OpenWRT isn't just educational, in fact it's among the best and most flexibile router OSs. In example, it's the only open source one that supports IPv6 "dynamic" global prefix. But they have to support tens of architectures, hundreds of chips and thousands of devices, x86 is just one of them and not much used, with AMD64 being 1 of 4 builds. Its doc is very vast but also hard to understand by ppl with little experience, and relies on volunteers to be updated.

Being AMD64 a niche inside OpenWRT, I'm trying to do uncommon stuff inside of it, so it's even harder to find doc. Still a guy replied me with help on their forum on attempts to recover boot.

@yancek yeah I use Macrium to backup my Ubuntu server and had restored its / partition multiple times. It's unable to mount ext4 partitions to browse from inside Win10 and doesn't have Lix app, but it's able to backup and restore ext4 and Grub2 drives. Due to that I believed it'd just work and didn't try the restoration.

I stopped working on my new router on friday and decided to restart it yesterday and tried to test the restore, but somehow it broke everything. And I failed to fix/recover it.

I managed to replicate the corrupted boot on a VMware VM, from where I took the SS on op. I tried some stuff on it but no success. Indeed Macrium seems to be incompatible with this setup, IDK to which extend it's related to Grub2 or OpenWRT.

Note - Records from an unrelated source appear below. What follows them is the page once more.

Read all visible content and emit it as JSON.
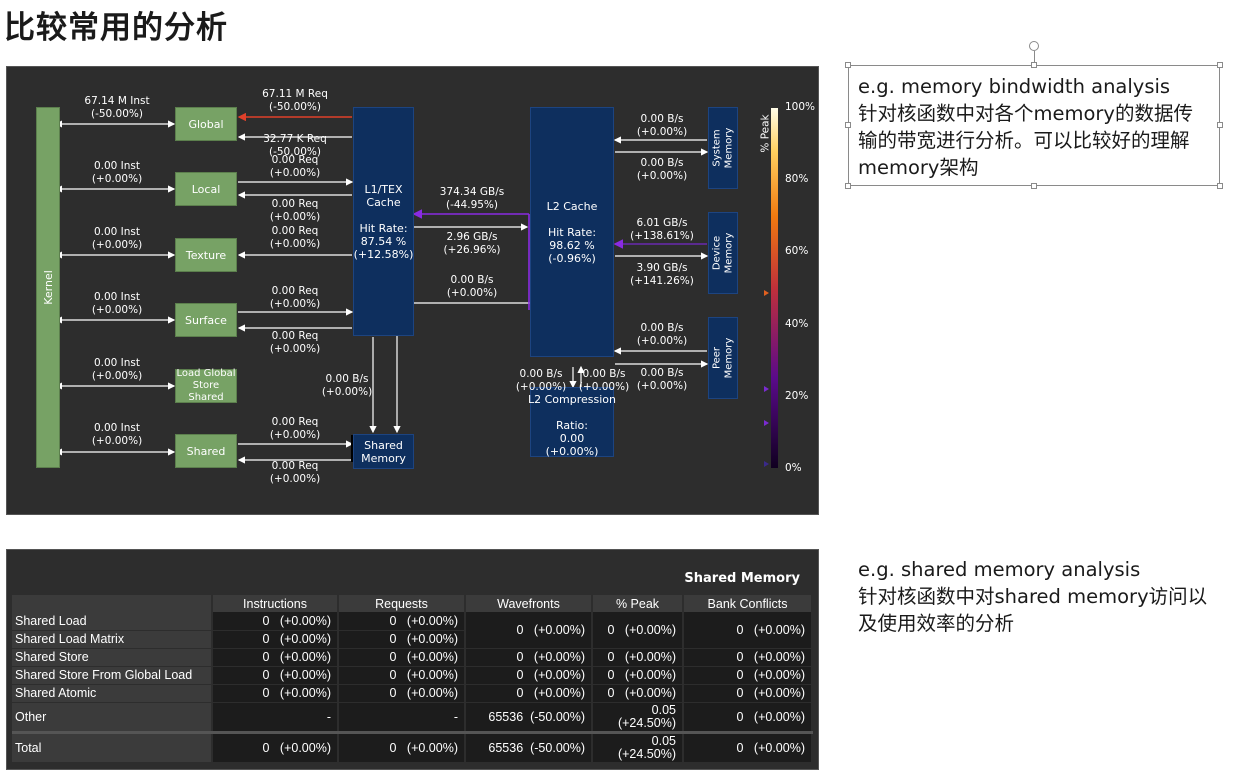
{
  "slide": {
    "title": "比较常用的分析",
    "note1": "e.g. memory bindwidth analysis\n针对核函数中对各个memory的数据传输的带宽进行分析。可以比较好的理解memory架构",
    "note2": "e.g. shared memory analysis\n针对核函数中对shared memory访问以及使用效率的分析"
  },
  "chart": {
    "kernel": "Kernel",
    "units": {
      "global": "Global",
      "local": "Local",
      "texture": "Texture",
      "surface": "Surface",
      "ldgsts": "Load Global\nStore\nShared",
      "shared": "Shared"
    },
    "l1": "L1/TEX\nCache\n\nHit Rate:\n87.54 %\n(+12.58%)",
    "sharedmem": "Shared\nMemory",
    "l2": "L2 Cache\n\nHit Rate:\n98.62 %\n(-0.96%)",
    "l2comp": "L2 Compression\n\nRatio:\n0.00\n(+0.00%)",
    "sysmem": "System\nMemory",
    "devmem": "Device\nMemory",
    "peermem": "Peer\nMemory",
    "inst": {
      "global": "67.14 M Inst\n(-50.00%)",
      "local": "0.00 Inst\n(+0.00%)",
      "texture": "0.00 Inst\n(+0.00%)",
      "surface": "0.00 Inst\n(+0.00%)",
      "ldgsts": "0.00 Inst\n(+0.00%)",
      "shared": "0.00 Inst\n(+0.00%)"
    },
    "req": {
      "global_ld": "67.11 M Req\n(-50.00%)",
      "global_st": "32.77 K Req\n(-50.00%)",
      "local_ld": "0.00 Req\n(+0.00%)",
      "local_st": "0.00 Req\n(+0.00%)",
      "texture": "0.00 Req\n(+0.00%)",
      "surface_ld": "0.00 Req\n(+0.00%)",
      "surface_st": "0.00 Req\n(+0.00%)",
      "shared_ld": "0.00 Req\n(+0.00%)",
      "shared_st": "0.00 Req\n(+0.00%)"
    },
    "bw": {
      "l1_l2_ld": "374.34 GB/s\n(-44.95%)",
      "l1_l2_st": "2.96 GB/s\n(+26.96%)",
      "l1_l2_atom": "0.00 B/s\n(+0.00%)",
      "l1_shared": "0.00 B/s\n(+0.00%)",
      "sys_ld": "0.00 B/s\n(+0.00%)",
      "sys_st": "0.00 B/s\n(+0.00%)",
      "dev_ld": "6.01 GB/s\n(+138.61%)",
      "dev_st": "3.90 GB/s\n(+141.26%)",
      "peer_ld": "0.00 B/s\n(+0.00%)",
      "peer_st": "0.00 B/s\n(+0.00%)",
      "comp_in": "0.00 B/s\n(+0.00%)",
      "comp_out": "0.00 B/s\n(+0.00%)"
    },
    "scale": {
      "title": "% Peak",
      "ticks": [
        "100%",
        "80%",
        "60%",
        "40%",
        "20%",
        "0%"
      ]
    }
  },
  "table": {
    "title": "Shared Memory",
    "headers": [
      "",
      "Instructions",
      "Requests",
      "Wavefronts",
      "% Peak",
      "Bank Conflicts"
    ],
    "rows": [
      [
        "Shared Load",
        "0   (+0.00%)",
        "0   (+0.00%)",
        "0   (+0.00%)",
        "0   (+0.00%)",
        "0   (+0.00%)"
      ],
      [
        "Shared Load Matrix",
        "0   (+0.00%)",
        "0   (+0.00%)",
        "",
        "",
        ""
      ],
      [
        "Shared Store",
        "0   (+0.00%)",
        "0   (+0.00%)",
        "0   (+0.00%)",
        "0   (+0.00%)",
        "0   (+0.00%)"
      ],
      [
        "Shared Store From Global Load",
        "0   (+0.00%)",
        "0   (+0.00%)",
        "0   (+0.00%)",
        "0   (+0.00%)",
        "0   (+0.00%)"
      ],
      [
        "Shared Atomic",
        "0   (+0.00%)",
        "0   (+0.00%)",
        "0   (+0.00%)",
        "0   (+0.00%)",
        "0   (+0.00%)"
      ],
      [
        "Other",
        "-",
        "-",
        "65536  (-50.00%)",
        "0.05\n(+24.50%)",
        "0   (+0.00%)"
      ],
      [
        "Total",
        "0   (+0.00%)",
        "0   (+0.00%)",
        "65536  (-50.00%)",
        "0.05\n(+24.50%)",
        "0   (+0.00%)"
      ]
    ]
  }
}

I have a list of all apps I installed and have my config files on a Subversion repo, so I'll reinstall the whole thing. But first I'm gonna make more tests on VM, if Macrium corrupts boot again and how Clonezilla and maybe other tools manage it.

oldfred
April 13th, 2021, 03:48 PM
I have installed grub to flash drives by itself, in both old BIOS and newer UEFI modes.
But had to totally do the grub.cfg boot stanza myself as grub does not have an install with the additional scripts to update or create grub menu.
If you did a manual install, you need a grub.cfg that the install sees. And usually can copy boot stanzs from whatever grub.cfg you have for your system.

I did that primarily for loopmount boot of ISO files on smaller flash drives. Now with larger flash drives and a SSD, I do a full install & just add loopmount stanza to boot ISO.

grahammechanical
April 14th, 2021, 01:04 AM
OpenWRT isn't just educational, in fact it's among the best and most flexibile router OSs. In example,

I did not mean that the OpenWRT OS was for educational purposes but that the documentation had little practical value for explaining how to do things. Or, so it seemed to me.